Tom Sutcliffe, The Independent, 6th September 2010

My Funniest Year 2000 review

A few years ago this would be the sort of clip show fare Jimmy Carr would be fronting (with the jokes being pretty much the same) but Rufus Hound does a decent enough job in the stand-up role. He just needs a better platform than this to show off his talents and one that doesn't resort to obvious jokes about Big Brother contestants.

Steven Cookson, Suite 101, 5th September 2010

In a depressingly retrograde studio audience format, compere and comedian Rufus Hound does something the futurists never dreamt of - looks back with a wry, nostalgic eye to the year 2000. As clips remind us, this was the year of Big Brother's inauguration, of Geri Halliwell at the UN, of Tony Blair being booed by the Women's Institute, of the beginning of George Bush's disastrous Presidency. We could do without Hound's constant prompts as to what to find amusing in all this. Shaun Ryder, Mr 2000 himself, guests.

The Guardian, 4th September 2010

This new format attempts to combine the uncomplicated watchability of clip shows with stand-up, a genre that's currently enjoying something of a small-screen revival with the likes of Live at the Apollo and Michael McIntyre's Comedy Roadshow. The idea here is that a comedian tells the story of a past year - nothing too far back, mind, this is still aimed at a "yoof" audience - to a live crowd at London's Hackney Empire theatre, recounting news stories, playing archive footage and chatting to studio guests along the way. First up is moustachioed Let's Dance for Sport Relief champion Rufus Hound, rewinding to the year when Big Brother began and George W Bush was in the White House.

Michael Hogan, The Telegraph, 4th September 2010

Essentially, this is Channel 4's answer to Live at the Apollo, with which, annoyingly, it clashes.
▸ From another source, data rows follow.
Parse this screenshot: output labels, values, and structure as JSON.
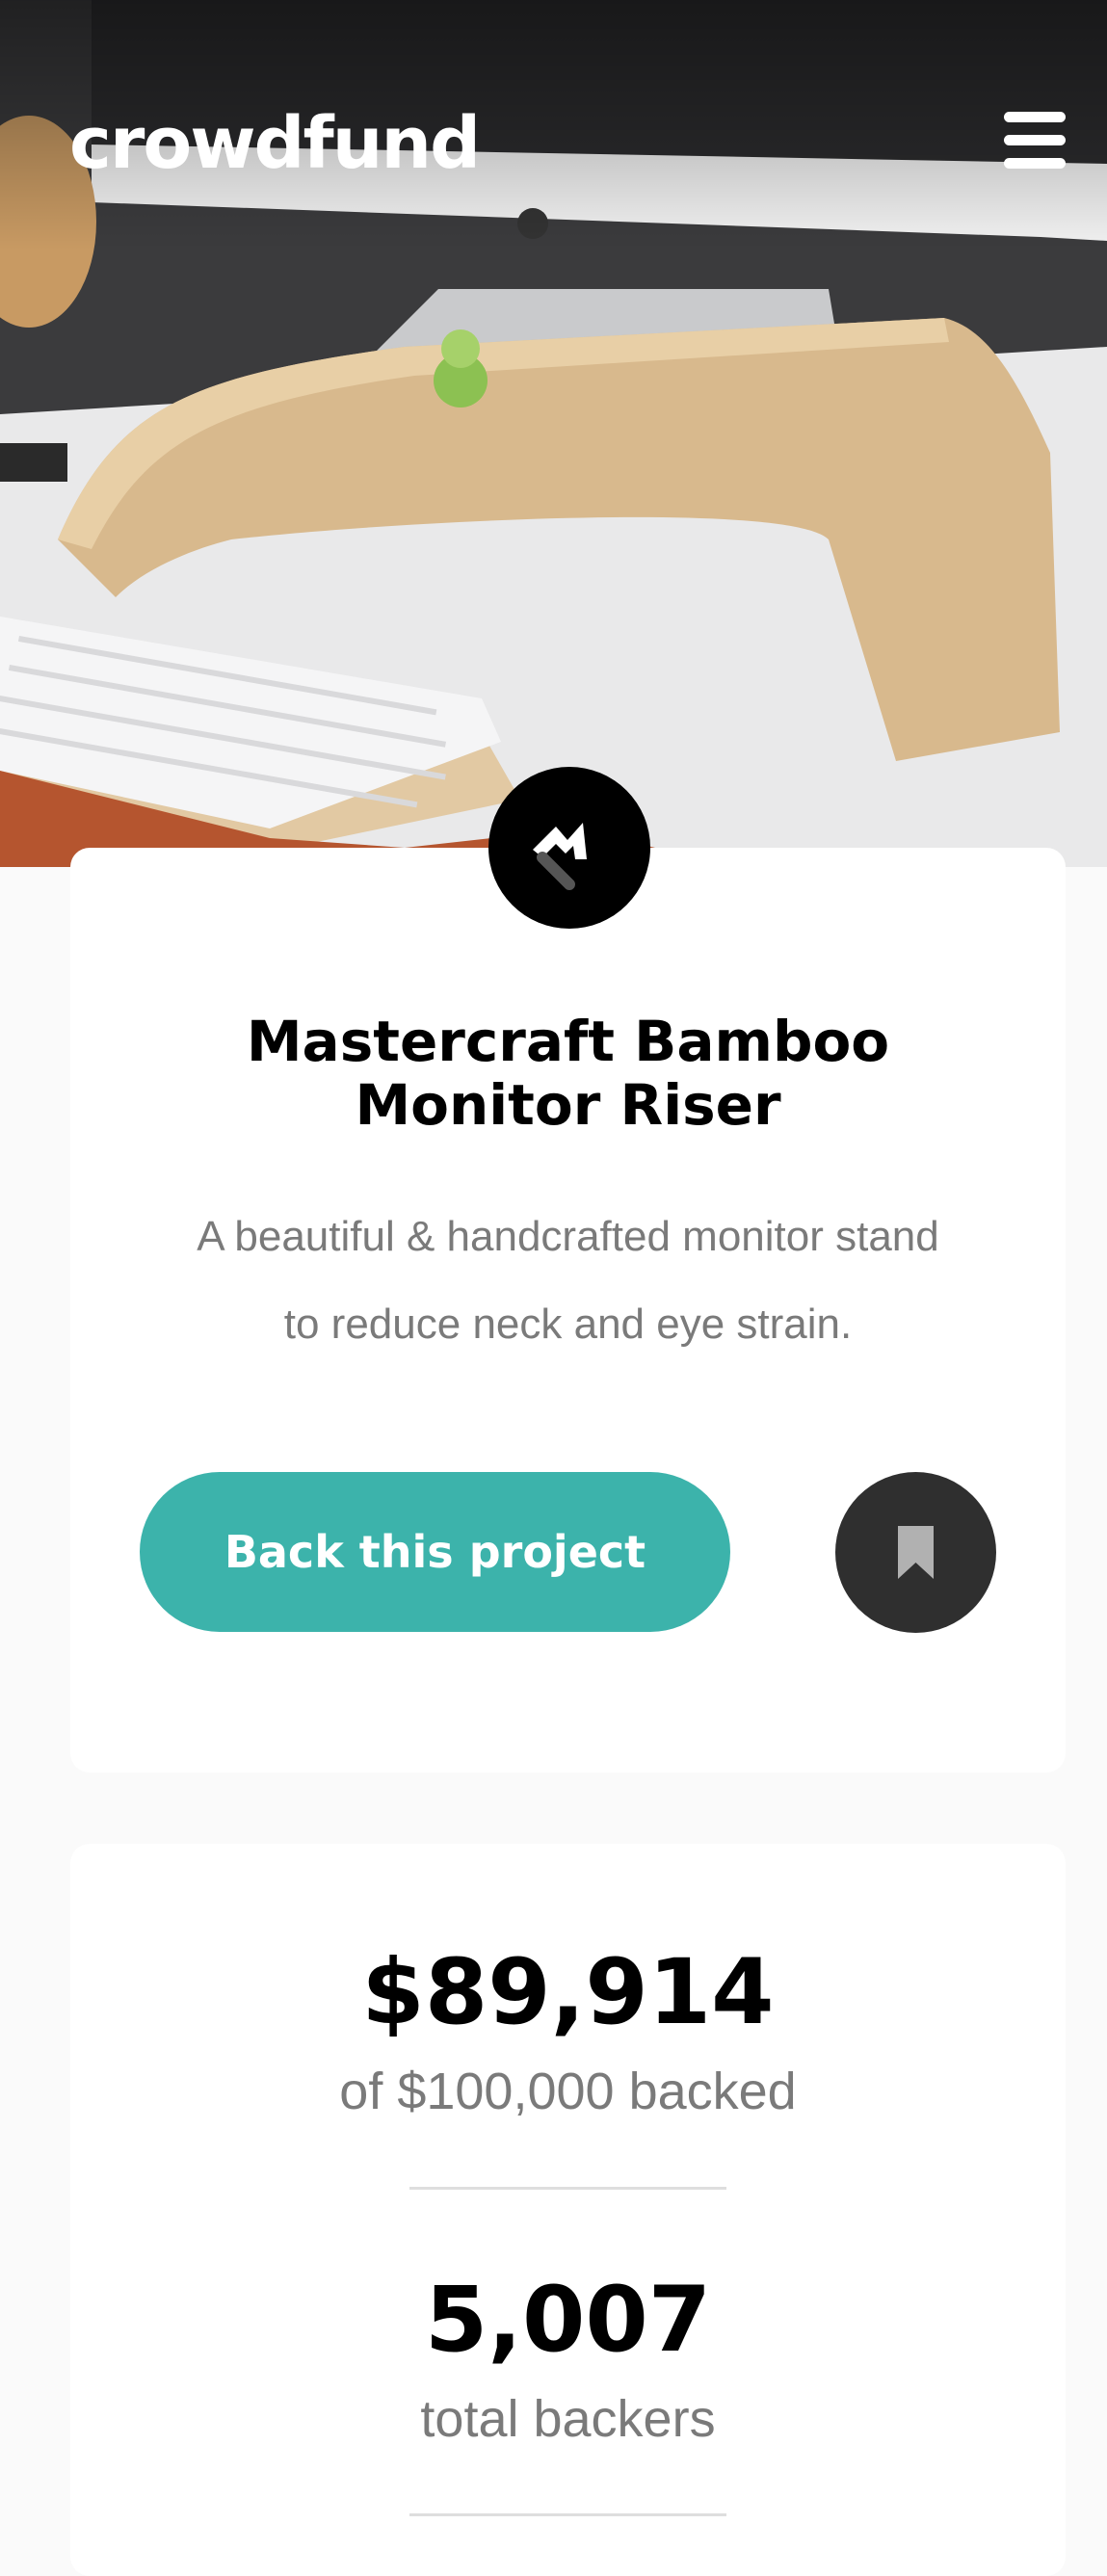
{
  "header": {
    "logo_text": "crowdfund",
    "menu_icon": "hamburger-icon"
  },
  "project": {
    "logo_icon": "mastercraft-logo-icon",
    "title_line1": "Mastercraft Bamboo",
    "title_line2": "Monitor Riser",
    "description_line1": "A beautiful & handcrafted monitor stand",
    "description_line2": "to reduce neck and eye strain.",
    "back_button_label": "Back this project",
    "bookmark_icon": "bookmark-icon"
  },
  "stats": {
    "amount_backed": "$89,914",
    "amount_label": "of $100,000 backed",
    "total_backers": "5,007",
    "backers_label": "total backers"
  },
  "colors": {
    "accent": "#3cb3ab",
    "dark": "#2f2f2f",
    "text_muted": "#7a7a7a",
    "page_bg": "#fafafa"
  }
}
Near-the-knuckle stand-up Rufus Hound performs live in front of an audience at London's Hackney Empire, with the twist that his routine is entirely based around mocking the people and events of the year 2000. He's not short of targets, from the arrival of Big Brother to the no-show of the millennium bug to doomed celebrity marriages (Brad and Jen, Madonna and Guy, Macca and Heather). His approach is unashamedly crude and cruel (there's some really off-colour material about Jill Dando and Barry George), but in the course of two hours, there are laughs too, as well as a bizarre appearance from gum-chewing Happy Monday Shaun Ryder.

David Butcher, Radio Times, 4th September 2010

Channel 4's answer to the Beeb's hit stand up extravaganza Live At The Apollo may not have the glitz and glamour of their competitor's production, but they have a terrific opening act in Rufus Hound. Playing in front of a live audience at London's Hackney Empire, the comic deconstructs the year 2000 in a superb set that takes in everything from Big Brother to Brad and Jen. Was it really ten years ago?

Sky, 4th September 2010

My Funniest Year - 2000 Review

My Funniest Year basically consists of two hours of YouTube clips which could have been assembled by chimps, interspersed with cutting and crude commentary from Rufus Hound.